Der positive Trend beschränkte sich nicht auf die BIP-Zahlen. Sowohl die privaten als auch die öffentlichen Ausgaben stiegen im Laufe des Quartals und trugen so zur allgemeinen Expansion bei. Auch die Exporte legten zu und gaben der Wirtschaft weiteren Auftrieb.
Trotz des Wachstums blieben Materialengpässe für einige Branchen eine Herausforderung. Im Januar meldeten nur 5,8 Prozent der Unternehmen Lieferprobleme. Bis April stieg dieser Anteil jedoch auf 13,8 Prozent der Industriebetriebe, die mit Beschaffungsschwierigkeiten zu kämpfen hatten.
Bestimmte Sektoren waren stärker betroffen als andere. Am härtesten traf es die chemische Industrie, wo 31,1 Prozent der Hersteller mit Engpässen konfrontiert waren. Es folgten die Hersteller von Gummi- und Kunststoffprodukten mit 22,9 Prozent, während 17,2 Prozent der Unternehmen aus dem Bereich elektrische Ausrüstungen unter Lieferproblemen litten.

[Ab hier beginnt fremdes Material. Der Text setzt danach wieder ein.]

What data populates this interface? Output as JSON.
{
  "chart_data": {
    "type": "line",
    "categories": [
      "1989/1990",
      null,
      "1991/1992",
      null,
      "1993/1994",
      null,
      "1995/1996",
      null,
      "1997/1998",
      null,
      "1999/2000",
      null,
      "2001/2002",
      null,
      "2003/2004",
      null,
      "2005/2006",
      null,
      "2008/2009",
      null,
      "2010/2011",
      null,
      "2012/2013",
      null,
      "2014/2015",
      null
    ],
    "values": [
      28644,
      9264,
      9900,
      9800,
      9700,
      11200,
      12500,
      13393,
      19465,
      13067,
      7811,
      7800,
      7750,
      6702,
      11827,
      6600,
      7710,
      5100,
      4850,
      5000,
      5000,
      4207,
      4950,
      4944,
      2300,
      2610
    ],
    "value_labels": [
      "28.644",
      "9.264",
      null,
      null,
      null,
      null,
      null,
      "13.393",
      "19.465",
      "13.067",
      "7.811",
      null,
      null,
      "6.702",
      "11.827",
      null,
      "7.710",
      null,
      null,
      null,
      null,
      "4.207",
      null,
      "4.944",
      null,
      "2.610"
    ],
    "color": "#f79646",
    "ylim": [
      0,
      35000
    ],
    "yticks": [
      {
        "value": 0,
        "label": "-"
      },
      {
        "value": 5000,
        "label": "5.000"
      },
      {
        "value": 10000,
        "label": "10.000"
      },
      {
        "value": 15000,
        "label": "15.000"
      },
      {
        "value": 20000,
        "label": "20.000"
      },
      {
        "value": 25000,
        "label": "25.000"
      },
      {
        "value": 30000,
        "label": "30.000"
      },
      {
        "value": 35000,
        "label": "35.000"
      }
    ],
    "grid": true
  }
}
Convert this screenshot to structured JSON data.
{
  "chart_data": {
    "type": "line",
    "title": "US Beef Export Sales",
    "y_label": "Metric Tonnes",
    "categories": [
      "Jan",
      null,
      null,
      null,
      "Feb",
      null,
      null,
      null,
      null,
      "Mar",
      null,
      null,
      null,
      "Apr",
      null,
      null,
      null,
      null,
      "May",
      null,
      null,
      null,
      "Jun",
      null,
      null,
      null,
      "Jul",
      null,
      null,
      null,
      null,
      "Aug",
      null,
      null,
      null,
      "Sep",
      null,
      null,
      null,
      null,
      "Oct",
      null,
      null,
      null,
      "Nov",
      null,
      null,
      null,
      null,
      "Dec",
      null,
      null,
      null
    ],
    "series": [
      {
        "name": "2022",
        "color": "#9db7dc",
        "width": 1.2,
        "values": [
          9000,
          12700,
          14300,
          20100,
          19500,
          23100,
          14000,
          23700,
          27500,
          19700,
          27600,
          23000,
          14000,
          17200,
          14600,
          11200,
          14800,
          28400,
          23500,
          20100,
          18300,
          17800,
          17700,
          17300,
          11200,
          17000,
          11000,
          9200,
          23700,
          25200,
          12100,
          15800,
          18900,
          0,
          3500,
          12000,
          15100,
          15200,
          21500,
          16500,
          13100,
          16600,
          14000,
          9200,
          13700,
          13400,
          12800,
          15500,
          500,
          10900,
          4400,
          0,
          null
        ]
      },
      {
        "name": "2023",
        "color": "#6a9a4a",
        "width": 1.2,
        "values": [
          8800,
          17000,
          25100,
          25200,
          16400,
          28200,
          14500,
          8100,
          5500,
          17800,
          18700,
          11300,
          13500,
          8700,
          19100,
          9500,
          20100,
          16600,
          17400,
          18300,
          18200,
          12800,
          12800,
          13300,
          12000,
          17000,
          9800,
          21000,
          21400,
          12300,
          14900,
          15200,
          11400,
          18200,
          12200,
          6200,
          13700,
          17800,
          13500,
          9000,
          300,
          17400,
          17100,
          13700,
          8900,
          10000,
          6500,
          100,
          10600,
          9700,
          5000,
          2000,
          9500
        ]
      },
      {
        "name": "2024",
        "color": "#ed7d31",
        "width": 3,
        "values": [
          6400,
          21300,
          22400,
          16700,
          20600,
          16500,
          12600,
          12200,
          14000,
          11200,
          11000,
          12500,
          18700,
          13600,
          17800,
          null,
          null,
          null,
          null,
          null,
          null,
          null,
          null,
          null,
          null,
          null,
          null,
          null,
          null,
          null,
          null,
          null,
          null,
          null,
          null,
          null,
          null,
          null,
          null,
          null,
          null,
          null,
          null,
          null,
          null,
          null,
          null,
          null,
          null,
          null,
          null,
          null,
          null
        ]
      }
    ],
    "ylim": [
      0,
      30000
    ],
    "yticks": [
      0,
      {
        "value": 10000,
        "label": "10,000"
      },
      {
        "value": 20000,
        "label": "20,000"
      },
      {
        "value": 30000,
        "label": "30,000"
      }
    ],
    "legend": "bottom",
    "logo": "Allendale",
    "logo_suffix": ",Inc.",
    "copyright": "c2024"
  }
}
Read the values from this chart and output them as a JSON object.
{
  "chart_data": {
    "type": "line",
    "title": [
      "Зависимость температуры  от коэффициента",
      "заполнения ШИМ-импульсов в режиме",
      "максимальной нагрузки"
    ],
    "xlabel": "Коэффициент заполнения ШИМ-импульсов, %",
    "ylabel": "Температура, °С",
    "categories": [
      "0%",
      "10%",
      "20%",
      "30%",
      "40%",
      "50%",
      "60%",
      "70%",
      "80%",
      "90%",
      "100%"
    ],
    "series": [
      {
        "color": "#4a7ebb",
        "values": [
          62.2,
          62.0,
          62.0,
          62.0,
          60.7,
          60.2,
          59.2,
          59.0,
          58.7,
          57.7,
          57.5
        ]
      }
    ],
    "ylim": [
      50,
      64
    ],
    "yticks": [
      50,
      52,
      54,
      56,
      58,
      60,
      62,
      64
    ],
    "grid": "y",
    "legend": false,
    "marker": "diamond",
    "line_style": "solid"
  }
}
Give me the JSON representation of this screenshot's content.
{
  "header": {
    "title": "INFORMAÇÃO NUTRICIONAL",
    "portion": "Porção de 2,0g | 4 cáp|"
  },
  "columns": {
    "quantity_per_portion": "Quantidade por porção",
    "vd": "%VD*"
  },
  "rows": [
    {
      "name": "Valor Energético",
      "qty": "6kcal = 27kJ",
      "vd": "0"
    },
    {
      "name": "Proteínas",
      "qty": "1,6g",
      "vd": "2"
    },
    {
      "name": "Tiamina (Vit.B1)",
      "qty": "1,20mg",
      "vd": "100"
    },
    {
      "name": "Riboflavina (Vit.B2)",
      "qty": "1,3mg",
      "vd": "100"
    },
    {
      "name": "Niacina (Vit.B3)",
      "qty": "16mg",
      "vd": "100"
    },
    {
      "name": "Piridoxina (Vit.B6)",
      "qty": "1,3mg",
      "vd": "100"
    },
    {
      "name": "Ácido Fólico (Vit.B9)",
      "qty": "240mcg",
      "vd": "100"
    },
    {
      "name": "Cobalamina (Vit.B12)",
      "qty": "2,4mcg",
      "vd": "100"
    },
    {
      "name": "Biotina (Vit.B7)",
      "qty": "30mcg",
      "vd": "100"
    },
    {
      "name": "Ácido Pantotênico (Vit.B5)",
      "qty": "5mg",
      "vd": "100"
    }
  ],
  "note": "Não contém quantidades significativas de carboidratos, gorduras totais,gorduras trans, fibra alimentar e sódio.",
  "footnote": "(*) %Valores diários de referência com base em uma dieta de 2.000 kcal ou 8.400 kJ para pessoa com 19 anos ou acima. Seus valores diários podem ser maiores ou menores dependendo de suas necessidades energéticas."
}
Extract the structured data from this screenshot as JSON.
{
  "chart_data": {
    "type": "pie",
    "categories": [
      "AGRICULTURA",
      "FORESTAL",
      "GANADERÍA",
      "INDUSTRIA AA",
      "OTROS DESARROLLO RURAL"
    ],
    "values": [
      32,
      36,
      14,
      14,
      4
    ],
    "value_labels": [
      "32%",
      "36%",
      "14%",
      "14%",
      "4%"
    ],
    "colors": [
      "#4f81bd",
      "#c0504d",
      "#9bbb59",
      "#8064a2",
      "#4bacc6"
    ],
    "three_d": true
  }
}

Am wenigsten betroffen war der Maschinenbau, wo 14,8 Prozent der Firmen beeinträchtigt wurden.
Das erste Quartal 2026 brachte Deutschland ein moderates Wirtschaftswachstum, gestützt durch höheren Konsum und steigende Exporte. Dennoch hielten Materialknappheiten in Schlüsselbranchen – insbesondere in der Chemie- und Gummiindustrie – an. Die Differenz zwischen den Januar- und April-Werten deutet auf anhaltende Belastungen in den Lieferketten hin.